Helsinki-NLP / OPUS-MT-train

Training open neural machine translation models
MIT License
323 stars 40 forks source link

Missing bi-directional models for some language pairs #38

Open pentegroom opened 3 years ago

pentegroom commented 3 years ago

Hi, If I am not wrong, I could not find bi-directional models for some language pairs. Can you please advise me on how to find the bi-directional models for the following language pair:

Punjabi - English Hindi - English Telugu - English

Thank you.

jorgtied commented 3 years ago

Could you look at the models from https://github.com/Helsinki-NLP/Tatoeba-Challenge/blob/master/results/tatoeba-models-all.md https://github.com/Helsinki-NLP/Tatoeba-Challenge/blob/master/results/tatoeba-models-all.md Punjabi is still missing I think. I will see if I can add a model.

Best, Jörg

On 24. Nov 2020, at 19.56, pentegroom notifications@github.com wrote:

Hi, If I am not wrong, I could not find bi-directional models for some language pairs. Can you please advise me on how to find the bi-directional models for the following language pair:

Punjabi - English Hindi - English Telugu - English

Thank you.

— You are receiving this because you are subscribed to this thread. Reply to this email directly, view it on GitHub https://github.com/Helsinki-NLP/OPUS-MT-train/issues/38, or unsubscribe https://github.com/notifications/unsubscribe-auth/AAEWCPUGB7MO4VEXTH6HMRLSRPXV5ANCNFSM4UBG66UQ.

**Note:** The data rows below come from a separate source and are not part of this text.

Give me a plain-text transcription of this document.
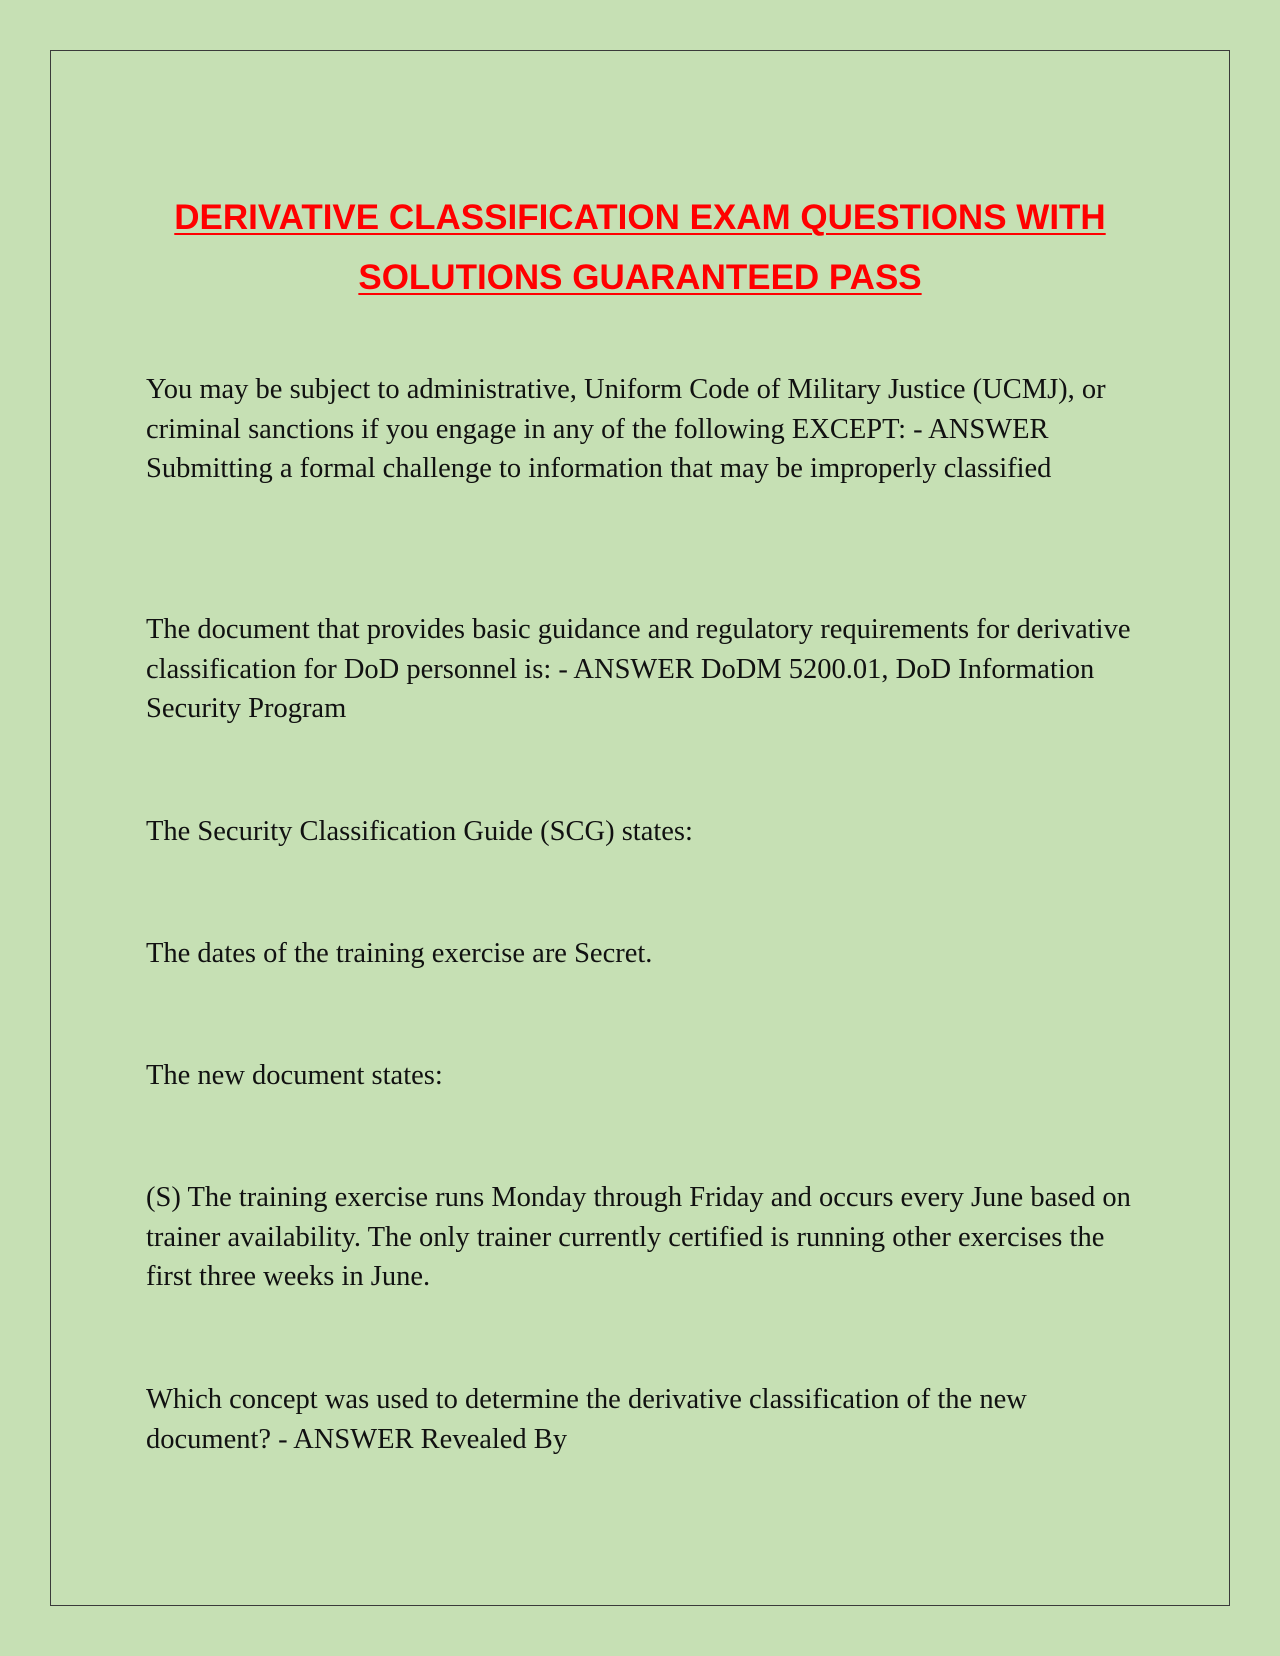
DERIVATIVE CLASSIFICATION EXAM QUESTIONS WITH
SOLUTIONS GUARANTEED PASS

You may be subject to administrative, Uniform Code of Military Justice (UCMJ), or criminal sanctions if you engage in any of the following EXCEPT: - ANSWER Submitting a formal challenge to information that may be improperly classified

The document that provides basic guidance and regulatory requirements for derivative classification for DoD personnel is: - ANSWER DoDM 5200.01, DoD Information Security Program

The Security Classification Guide (SCG) states:

The dates of the training exercise are Secret.

The new document states:

(S) The training exercise runs Monday through Friday and occurs every June based on trainer availability. The only trainer currently certified is running other exercises the first three weeks in June.

Which concept was used to determine the derivative classification of the new document? - ANSWER Revealed By
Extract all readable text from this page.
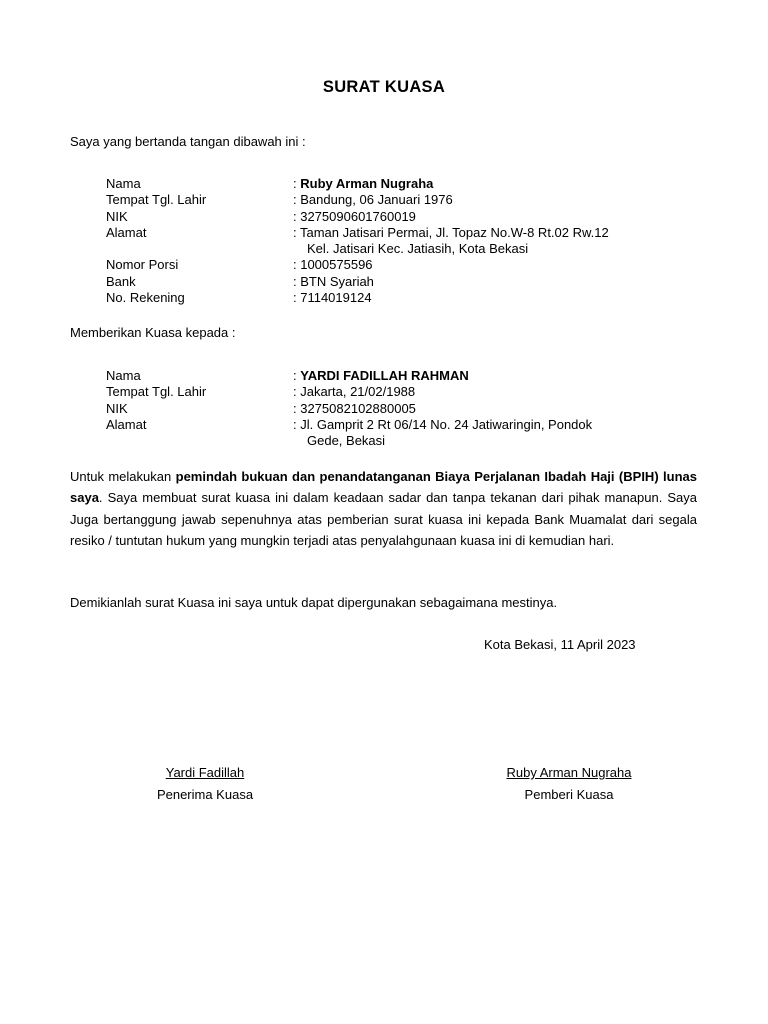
SURAT KUASA
Saya yang bertanda tangan dibawah ini :
Nama	: Ruby Arman Nugraha
Tempat Tgl. Lahir	: Bandung, 06 Januari 1976
NIK	: 3275090601760019
Alamat	: Taman Jatisari Permai, Jl. Topaz No.W-8 Rt.02 Rw.12
Kel. Jatisari Kec. Jatiasih, Kota Bekasi
Nomor Porsi	: 1000575596
Bank	: BTN Syariah
No. Rekening	: 7114019124
Memberikan Kuasa kepada :
Nama	: YARDI FADILLAH RAHMAN
Tempat Tgl. Lahir	: Jakarta, 21/02/1988
NIK	: 3275082102880005
Alamat	: Jl. Gamprit 2 Rt 06/14 No. 24 Jatiwaringin, Pondok
Gede, Bekasi
Untuk melakukan pemindah bukuan dan penandatanganan Biaya Perjalanan Ibadah Haji (BPIH) lunas saya. Saya membuat surat kuasa ini dalam keadaan sadar dan tanpa tekanan dari pihak manapun. Saya Juga bertanggung jawab sepenuhnya atas pemberian surat kuasa ini kepada Bank Muamalat dari segala resiko / tuntutan hukum yang mungkin terjadi atas penyalahgunaan kuasa ini di kemudian hari.
Demikianlah surat Kuasa ini saya untuk dapat dipergunakan sebagaimana mestinya.
Kota Bekasi, 11 April 2023
Yardi Fadillah
Penerima Kuasa
Ruby Arman Nugraha
Pemberi Kuasa
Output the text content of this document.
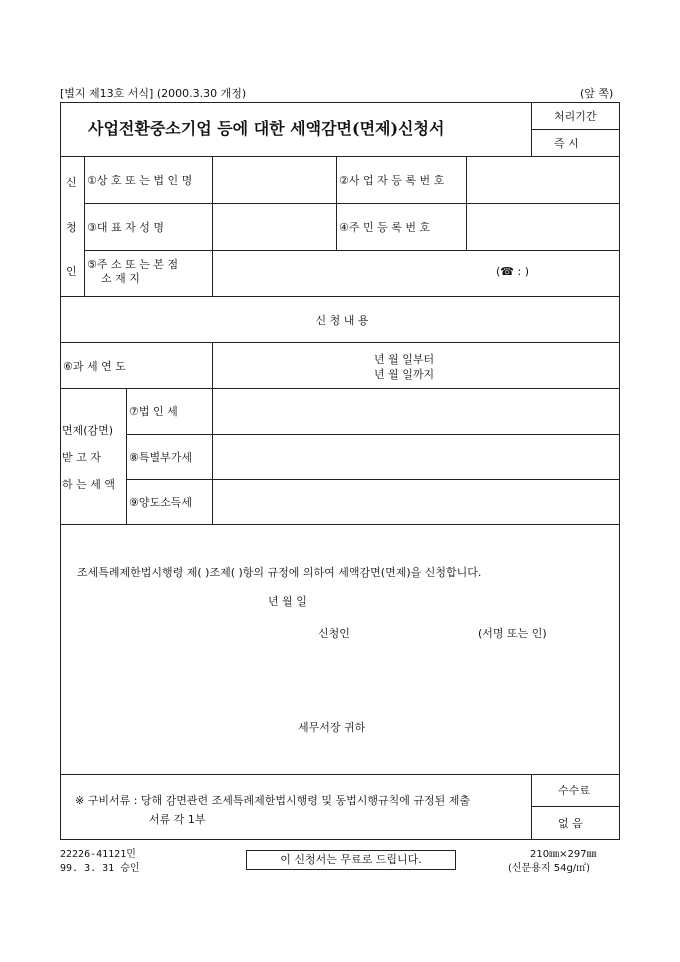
[별지 제13호 서식] (2000.3.30 개정)	(앞 쪽)
사업전환중소기업 등에 대한 세액감면(면제)신청서
처리기간
즉 시
신
청
인
①상 호 또 는 법 인 명	②사 업 자 등 록 번 호
③대 표 자 성 명	④주 민 등 록 번 호
⑤주 소 또 는 본 점
소 재 지
(☎ : )
신 청 내 용
⑥과 세 연 도
년 월 일부터
년 월 일까지
면제(감면)
받 고 자
하 는 세 액
⑦법 인 세
⑧특별부가세
⑨양도소득세
조세특례제한법시행령 제( )조제( )항의 규정에 의하여 세액감면(면제)을 신청합니다.
년 월 일
신청인	(서명 또는 인)
세무서장 귀하
※ 구비서류 : 당해 감면관련 조세특례제한법시행령 및 동법시행규칙에 규정된 제출
서류 각 1부
수수료
없 음
22226-41121민
99. 3. 31 승인
이 신청서는 무료로 드립니다.	210㎜×297㎜
(신문용지 54g/㎡)
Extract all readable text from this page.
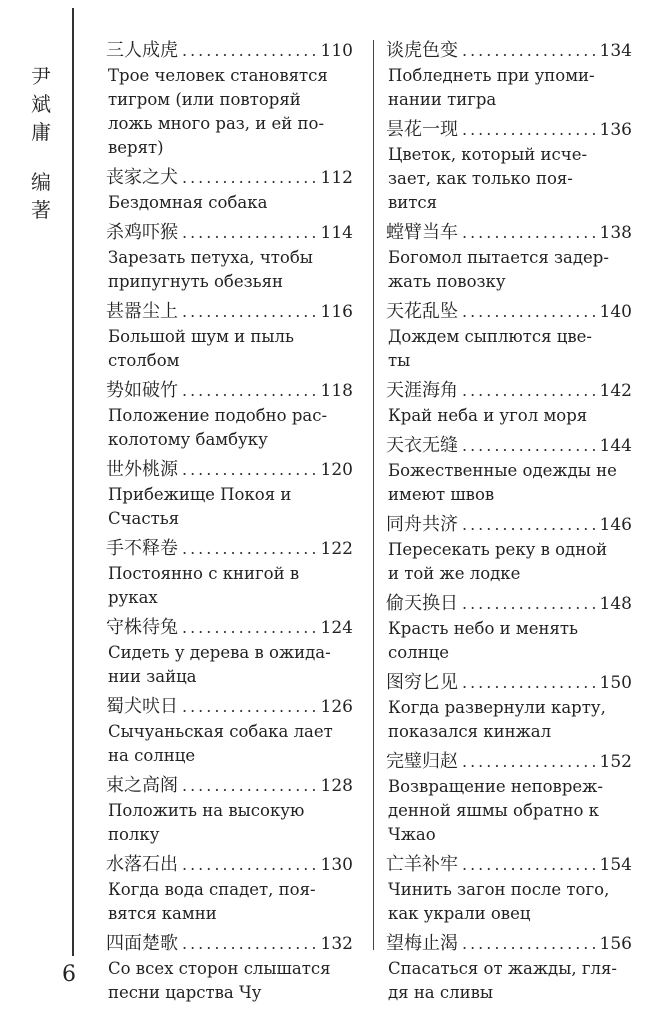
尹
斌
庸
编
著
三人成虎 .....	110
Трое человек становятся
тигром (или повторяй
ложь много раз, и ей по-
верят)
丧家之犬 .....	112
Бездомная собака
杀鸡吓猴 .....	114
Зарезать петуха, чтобы
припугнуть обезьян
甚嚣尘上 .....	116
Большой шум и пыль
столбом
势如破竹 .....	118
Положение подобно рас-
колотому бамбуку
世外桃源 .....	120
Прибежище Покоя и
Счастья
手不释卷 .....	122
Постоянно с книгой в
руках
守株待兔 .....	124
Сидеть у дерева в ожида-
нии зайца
蜀犬吠日 .....	126
Сычуаньская собака лает
на солнце
束之高阁 .....	128
Положить на высокую
полку
水落石出 .....	130
Когда вода спадет, поя-
вятся камни
四面楚歌 .....	132
Со всех сторон слышатся
песни царства Чу
谈虎色变 .....	134
Побледнеть при упоми-
нании тигра
昙花一现 .....	136
Цветок, который исче-
зает, как только поя-
вится
螳臂当车 .....	138
Богомол пытается задер-
жать повозку
天花乱坠 .....	140
Дождем сыплются цве-
ты
天涯海角 .....	142
Край неба и угол моря
天衣无缝 .....	144
Божественные одежды не
имеют швов
同舟共济 .....	146
Пересекать реку в одной
и той же лодке
偷天换日 .....	148
Красть небо и менять
солнце
图穷匕见 .....	150
Когда развернули карту,
показался кинжал
完璧归赵 .....	152
Возвращение неповреж-
денной яшмы обратно к
Чжао
亡羊补牢 .....	154
Чинить загон после того,
как украли овец
望梅止渴 .....	156
Спасаться от жажды, гля-
дя на сливы
6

pentegroom commented 3 years ago

Thank you so much @jorgtied , I am looking forward to it. By the way, could you please guide me on how to look up the code of the languages officially?

jorgtied commented 3 years ago

For the Tatoeba MT Challenge models I use ISO 639-3 language codes and ISO 639-5 for the language groups in multilingual models. The other OPUS-MT models are typically ISO 639-1 codes but there may be some exceptions. Wikipedia has all the lists but there are also official lists in various places.